By Angelina Sang
SANTA BARBARA, CA –An accused here—with an alleged long history with crime and mental competency—had a pretrial hearing here this week in Santa Barbara County Superior Court via Zoom, and it caused some confusion.
The man, who won’t be named by The Vanguard because the charge is only a misdemeanor, faces the misdemeanor charge of obstructing a peace officer.
The court was informed this comes almost a year after the accused made news by barricading himself inside the bathroom of an Isla Vista apartment evading charges of burglary, vandalism, and obstruction of a peace officer, according to Raquel Zick, Santa Barbara County Sheriff’s spokesperson.
The accused’s battles with his mental competency, she added, seem to have begun in 2016, in which doubt was declared, and the accused returned after incompetence was declared in 2017 and 2019. Now, though the man appears adamant about proving his competency, while doctors assigned to his case disagreed.
“I’ve reviewed two reports,” said Santa Barbara Public Defender Anne Hayes. “One to indicate competent, one to indicate not competent.

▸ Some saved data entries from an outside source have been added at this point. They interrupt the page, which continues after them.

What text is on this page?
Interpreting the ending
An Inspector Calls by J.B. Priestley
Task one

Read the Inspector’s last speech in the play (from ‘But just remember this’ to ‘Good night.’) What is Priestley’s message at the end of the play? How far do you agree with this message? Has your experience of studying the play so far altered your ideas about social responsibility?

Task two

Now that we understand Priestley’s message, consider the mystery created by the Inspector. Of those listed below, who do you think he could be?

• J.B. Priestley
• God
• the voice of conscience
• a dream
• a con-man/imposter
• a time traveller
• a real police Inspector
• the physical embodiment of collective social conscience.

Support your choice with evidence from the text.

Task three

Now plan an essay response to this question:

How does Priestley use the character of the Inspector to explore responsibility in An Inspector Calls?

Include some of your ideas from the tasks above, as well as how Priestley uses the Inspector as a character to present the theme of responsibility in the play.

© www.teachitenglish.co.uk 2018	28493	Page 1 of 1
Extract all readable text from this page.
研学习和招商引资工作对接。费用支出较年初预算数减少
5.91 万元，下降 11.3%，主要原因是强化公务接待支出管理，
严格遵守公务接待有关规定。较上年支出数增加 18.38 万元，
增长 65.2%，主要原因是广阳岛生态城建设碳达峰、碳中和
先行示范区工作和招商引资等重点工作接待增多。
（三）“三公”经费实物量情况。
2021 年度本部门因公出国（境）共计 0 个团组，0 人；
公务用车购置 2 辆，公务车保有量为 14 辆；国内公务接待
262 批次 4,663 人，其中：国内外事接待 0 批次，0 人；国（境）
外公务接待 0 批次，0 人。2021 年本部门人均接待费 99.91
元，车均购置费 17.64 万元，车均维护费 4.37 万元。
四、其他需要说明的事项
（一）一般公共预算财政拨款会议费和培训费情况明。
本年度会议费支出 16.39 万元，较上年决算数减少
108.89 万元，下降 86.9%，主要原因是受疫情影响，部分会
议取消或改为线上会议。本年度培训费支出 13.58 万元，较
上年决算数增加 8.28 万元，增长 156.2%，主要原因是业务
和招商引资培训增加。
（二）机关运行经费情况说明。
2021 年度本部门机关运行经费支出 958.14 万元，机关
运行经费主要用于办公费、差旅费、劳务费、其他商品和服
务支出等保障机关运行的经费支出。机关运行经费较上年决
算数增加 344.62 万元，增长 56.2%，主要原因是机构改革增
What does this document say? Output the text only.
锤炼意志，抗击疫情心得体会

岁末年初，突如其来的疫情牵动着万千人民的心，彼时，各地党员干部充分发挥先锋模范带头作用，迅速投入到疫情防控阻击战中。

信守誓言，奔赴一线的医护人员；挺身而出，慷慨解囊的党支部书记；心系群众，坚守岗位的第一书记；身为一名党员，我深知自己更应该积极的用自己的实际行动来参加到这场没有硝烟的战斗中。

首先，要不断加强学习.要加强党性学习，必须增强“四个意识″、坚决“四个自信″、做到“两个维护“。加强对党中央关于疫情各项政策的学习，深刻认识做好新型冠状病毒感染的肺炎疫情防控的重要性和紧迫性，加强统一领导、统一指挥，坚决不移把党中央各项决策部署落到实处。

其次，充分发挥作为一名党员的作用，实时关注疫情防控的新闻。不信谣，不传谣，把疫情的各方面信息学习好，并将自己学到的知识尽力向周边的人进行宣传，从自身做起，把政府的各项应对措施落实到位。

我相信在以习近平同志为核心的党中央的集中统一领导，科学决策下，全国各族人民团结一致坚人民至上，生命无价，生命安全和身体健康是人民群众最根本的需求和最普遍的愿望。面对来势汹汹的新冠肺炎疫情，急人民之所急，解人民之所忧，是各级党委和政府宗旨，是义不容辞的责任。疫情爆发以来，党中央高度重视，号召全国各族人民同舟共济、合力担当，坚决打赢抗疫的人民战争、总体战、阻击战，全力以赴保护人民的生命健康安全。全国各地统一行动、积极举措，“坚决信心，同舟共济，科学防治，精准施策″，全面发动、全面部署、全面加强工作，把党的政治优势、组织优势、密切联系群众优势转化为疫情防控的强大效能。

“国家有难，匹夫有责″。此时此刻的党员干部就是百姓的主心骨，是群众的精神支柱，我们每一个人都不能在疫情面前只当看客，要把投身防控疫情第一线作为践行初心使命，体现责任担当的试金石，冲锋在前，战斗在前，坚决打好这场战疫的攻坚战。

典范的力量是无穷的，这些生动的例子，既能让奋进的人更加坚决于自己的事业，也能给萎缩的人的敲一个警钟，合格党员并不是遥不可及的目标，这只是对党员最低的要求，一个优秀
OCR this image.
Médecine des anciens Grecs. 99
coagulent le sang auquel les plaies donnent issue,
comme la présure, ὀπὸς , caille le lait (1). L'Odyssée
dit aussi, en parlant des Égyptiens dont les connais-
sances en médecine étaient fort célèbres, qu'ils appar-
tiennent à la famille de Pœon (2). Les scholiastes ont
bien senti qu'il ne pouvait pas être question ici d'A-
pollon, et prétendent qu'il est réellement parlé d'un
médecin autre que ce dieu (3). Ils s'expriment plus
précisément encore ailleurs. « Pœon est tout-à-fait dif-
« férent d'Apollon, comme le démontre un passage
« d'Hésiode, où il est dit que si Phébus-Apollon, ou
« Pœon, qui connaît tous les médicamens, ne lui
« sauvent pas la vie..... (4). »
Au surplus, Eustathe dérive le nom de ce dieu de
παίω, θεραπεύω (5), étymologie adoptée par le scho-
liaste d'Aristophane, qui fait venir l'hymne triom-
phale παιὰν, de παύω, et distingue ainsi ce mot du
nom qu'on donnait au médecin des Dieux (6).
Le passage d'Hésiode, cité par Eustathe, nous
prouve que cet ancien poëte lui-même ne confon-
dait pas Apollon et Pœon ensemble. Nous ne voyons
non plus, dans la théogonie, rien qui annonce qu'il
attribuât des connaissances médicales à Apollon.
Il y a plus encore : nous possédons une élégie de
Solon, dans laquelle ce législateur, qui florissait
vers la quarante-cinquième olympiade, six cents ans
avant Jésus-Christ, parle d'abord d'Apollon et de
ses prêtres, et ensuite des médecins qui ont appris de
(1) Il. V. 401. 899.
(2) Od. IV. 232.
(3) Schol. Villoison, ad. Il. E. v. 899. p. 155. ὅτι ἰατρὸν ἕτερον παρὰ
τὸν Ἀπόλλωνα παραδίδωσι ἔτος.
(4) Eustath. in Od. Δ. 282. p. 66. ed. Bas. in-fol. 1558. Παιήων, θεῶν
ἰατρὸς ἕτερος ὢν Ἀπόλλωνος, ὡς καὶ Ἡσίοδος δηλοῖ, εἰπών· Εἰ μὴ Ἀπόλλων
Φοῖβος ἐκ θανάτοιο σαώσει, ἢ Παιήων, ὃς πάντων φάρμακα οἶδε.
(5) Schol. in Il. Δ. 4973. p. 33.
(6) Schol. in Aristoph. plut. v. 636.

I think we need a third.”
“Usually on a misdemeanor charge, you just have two doctors and if one says competent they just go with that,” said the accused, adding. “I’m totally competent.”
PD Hayes came to his aid, asking the court for a new doctor to help her client to which Deputy District Attorney Sherwin Nadjm agreed, and the accused agreed.
Throughout court, lawyers as well as multiple accused voiced complaints regarding the audio quality of the virtual courtroom, in which the microphones of the defense and judge were about a third as loud as the rest of the participants in the Zoom hearing.
“It’s hard to communicate through the system like this,” said the accused from his Zoom call inside a jail cell. His communication issues were underscored when the accused asked what day of the week it was, and seemed bewildered when the court corrected him.